Gonzales’s Sex and Pregnancy Discrimination Claims Under State Law
Gonzales claimed that she suffered from sex and pregnancy discrimination when Marriott refused to accommodate her request for additional lactation breaks. Marriott’s defense was that Gonzales did not enjoy the right to a reasonable accommodation for expressing breast milk because the state law only applied to mothers who expressed breast milk for their own children.
The court refused to grant Marriott’s motion to dismiss on the grounds that there may have been additional evidence that Gonzales needed to express milk for personal health reasons and it was for a jury to decide whether Gonzales’s request for continuing to express breast milk was reasonable.
Gonzales’s Sex Discrimination Claim Under Title VII
The crux of Gonzales’s sex discrimination claim was that she was the victim of sex stereotyping, an illegal form of sex discrimination. An employee experiences sex stereotyping when she or he suffers an adverse employment action because the employee does not conform to a traditional gender role. Specifically, Gonzales alleged that because she was a surrogate mother and not a “traditional mother,” she suffered the adverse employment action of being unable to continue taking lactation breaks while other “traditional mothers” were able to do so.
The court denied Marriott’s motion to dismiss Gonzales’s claim of sex discrimination under Title VII because it couldn’t agree with Marriott’s argument that any adverse treatment due to surrogacy was not sex stereotyping. Basically, the court punted the question for determination later in litigation. However, it was still a victory for Gonzales because the court acknowledged the possibility that surrogacy discrimination could be illegal sex discrimination under Title VII.

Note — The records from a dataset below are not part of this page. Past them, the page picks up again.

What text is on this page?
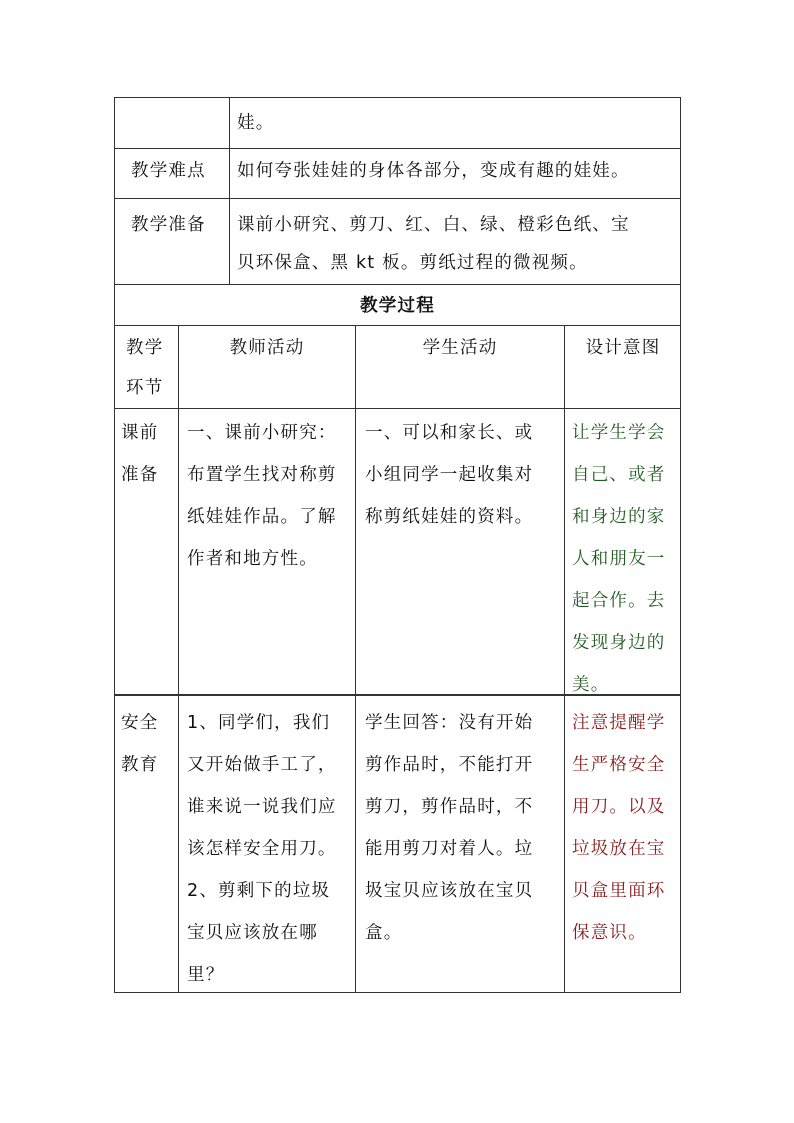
娃。
教学难点 如何夸张娃娃的身体各部分，变成有趣的娃娃。
教学准备 课前小研究、剪刀、红、白、绿、橙彩色纸、宝
贝环保盒、黑 kt 板。剪纸过程的微视频。
教学过程
教学
环节
教师活动	学生活动	设计意图
课前
准备
一、课前小研究：
布置学生找对称剪
纸娃娃作品。了解
作者和地方性。
一、可以和家长、或
小组同学一起收集对
称剪纸娃娃的资料。
让学生学会
自己、或者
和身边的家
人和朋友一
起合作。去
发现身边的
美。
安全
教育
1、同学们，我们
又开始做手工了，
谁来说一说我们应
该怎样安全用刀。
2、剪剩下的垃圾
宝贝应该放在哪
里？
学生回答：没有开始
剪作品时，不能打开
剪刀，剪作品时，不
能用剪刀对着人。垃
圾宝贝应该放在宝贝
盒。
注意提醒学
生严格安全
用刀。以及
垃圾放在宝
贝盒里面环
保意识。
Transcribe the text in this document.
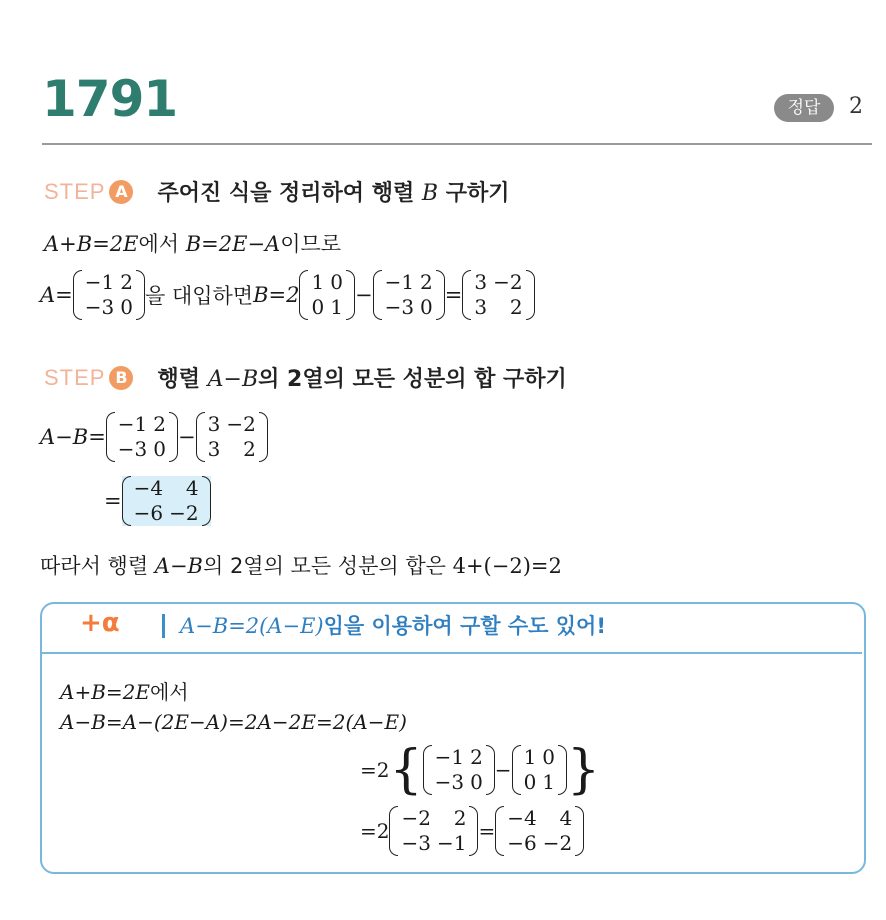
1791	정답	2
STEP A 주어진 식을 정리하여 행렬 B 구하기
A+B=2E에서 B=2E−A이므로
A=
−1	2
−3	0 을 대입하면 B=2
1	0
0	1 −
−1	2
−3	0 =
3	−2
3	2
STEP B 행렬 A−B의 2열의 모든 성분의 합 구하기
A−B=
−1	2
−3	0 −
3	−2
3	2
=
−4	4
−6	−2
따라서 행렬 A−B의 2열의 모든 성분의 합은 4+(−2)=2
+α	A−B=2(A−E)임을 이용하여 구할 수도 있어!
A+B=2E에서
A−B=A−(2E−A)=2A−2E=2(A−E)
=2 { −1	2
−3	0 −
1	0
0	1 }
=2
−2	2
−3	−1 =
−4	4
−6	−2
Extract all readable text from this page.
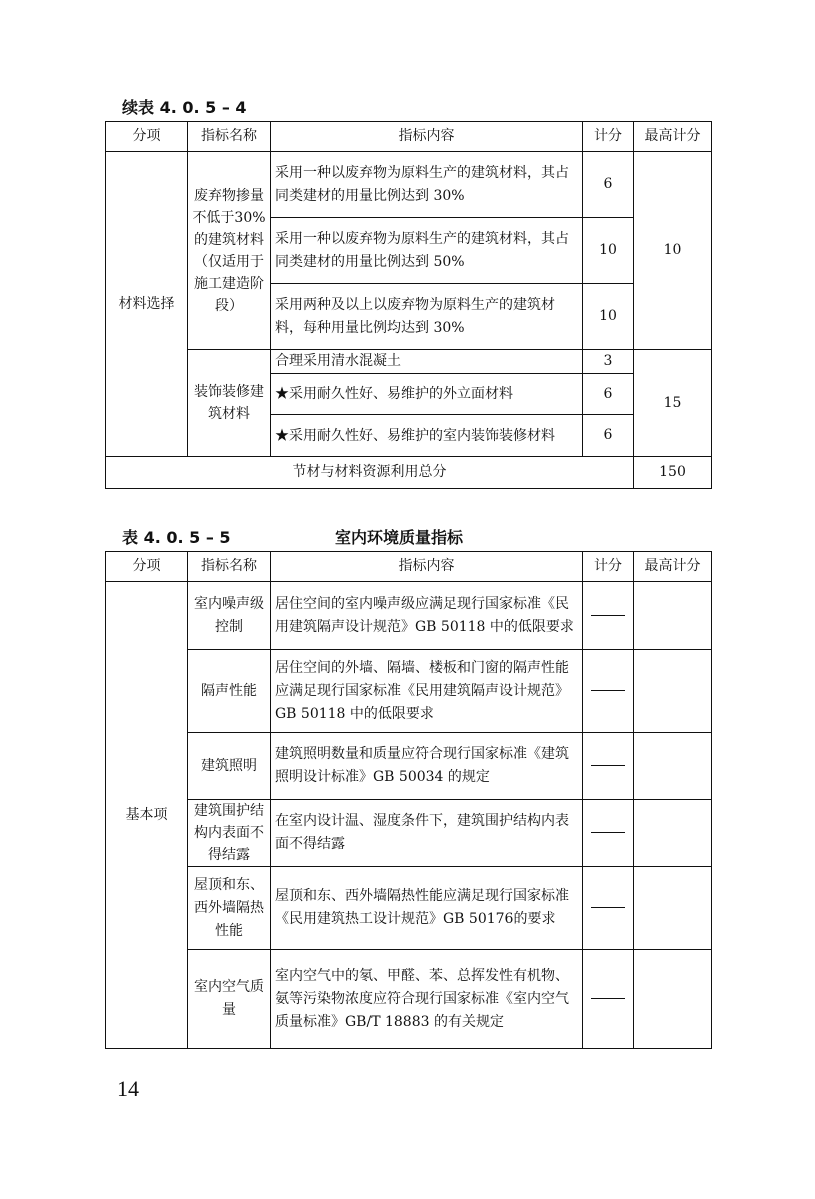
续表 4. 0. 5 – 4
分项	指标名称	指标内容	计分	最高计分
材料选择	废弃物掺量不低于30%的建筑材料（仅适用于施工建造阶段）	采用一种以废弃物为原料生产的建筑材料，其占同类建材的用量比例达到 30%	6	10
		采用一种以废弃物为原料生产的建筑材料，其占同类建材的用量比例达到 50%	10	
		采用两种及以上以废弃物为原料生产的建筑材料，每种用量比例均达到 30%	10	
	装饰装修建筑材料	合理采用清水混凝土	3	15
		★采用耐久性好、易维护的外立面材料	6	
		★采用耐久性好、易维护的室内装饰装修材料	6	
节材与材料资源利用总分				150
表 4. 0. 5 – 5	室内环境质量指标
分项	指标名称	指标内容	计分	最高计分
基本项	室内噪声级控制	居住空间的室内噪声级应满足现行国家标准《民用建筑隔声设计规范》GB 50118 中的低限要求		
	隔声性能	居住空间的外墙、隔墙、楼板和门窗的隔声性能应满足现行国家标准《民用建筑隔声设计规范》GB 50118 中的低限要求		
	建筑照明	建筑照明数量和质量应符合现行国家标准《建筑照明设计标准》GB 50034 的规定		
	建筑围护结构内表面不得结露	在室内设计温、湿度条件下，建筑围护结构内表面不得结露		
	屋顶和东、西外墙隔热性能	屋顶和东、西外墙隔热性能应满足现行国家标准《民用建筑热工设计规范》GB 50176的要求		
	室内空气质量	室内空气中的氡、甲醛、苯、总挥发性有机物、氨等污染物浓度应符合现行国家标准《室内空气质量标准》GB/T 18883 的有关规定		
14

Gonzales’s Pregnancy Discrimination Claim Under the PDA
Gonzales argued that since Marriott made reasonable accommodations to other lactating employees, she was entitled to the same reasonable accommodations. Marriott disagreed, noting that the PDA did not require reasonable accommodations for employees who were pregnant or who had a pregnancy-related condition, such as Gonzales.
Even though the PDA does not expressly require pregnant employees to be reasonably accommodated, as a result of the Young v. UPS U.S. Supreme Court decision, the reasonable accommodation requirement has been read into the PDA such that employers must reasonably accommodate pregnant women unless they have a really good reason not to.
Therefore, Marriott’s argument failed. Additionally, Marriott’s request to dismiss Gonzales’s pregnancy discrimination claim under PDA failed because there were factual questions as to whether Marriott reasonably accommodated Gonzales by allowing her to use her lunch break to express breast milk and giving her 30 days’ notice that she could no longer have dedicated lactation breaks.
To read more about the Young v. UPS case, take a look at our blog post titled “Pregnancy Discrimination: Potential New Rules and EEOC Guidance,” which discusses the case.
For more information about surrogacy, please read FindLaw’s article “Surrogate Mothers,” the Human Rights Campaign’s “Overview of the Surrogacy Process,” and the Center for American Progress’s “Guide to State Surrogacy Laws.”
Summing It Up
- Under California state law, the fact that a lactating employee is producing milk for a child other than her own does not automatically mean she is unable to receive sex and pregnancy discrimination protections.
- Treating pregnant women differently on the basis of surrogacy may constitute illegal sex discrimination under Title VII.
- Ever since the Young v. UPS U.S. Supreme Court decision, the PDA now has a reasonable accommodation requirement for employees who are pregnant or have a pregnancy-related condition.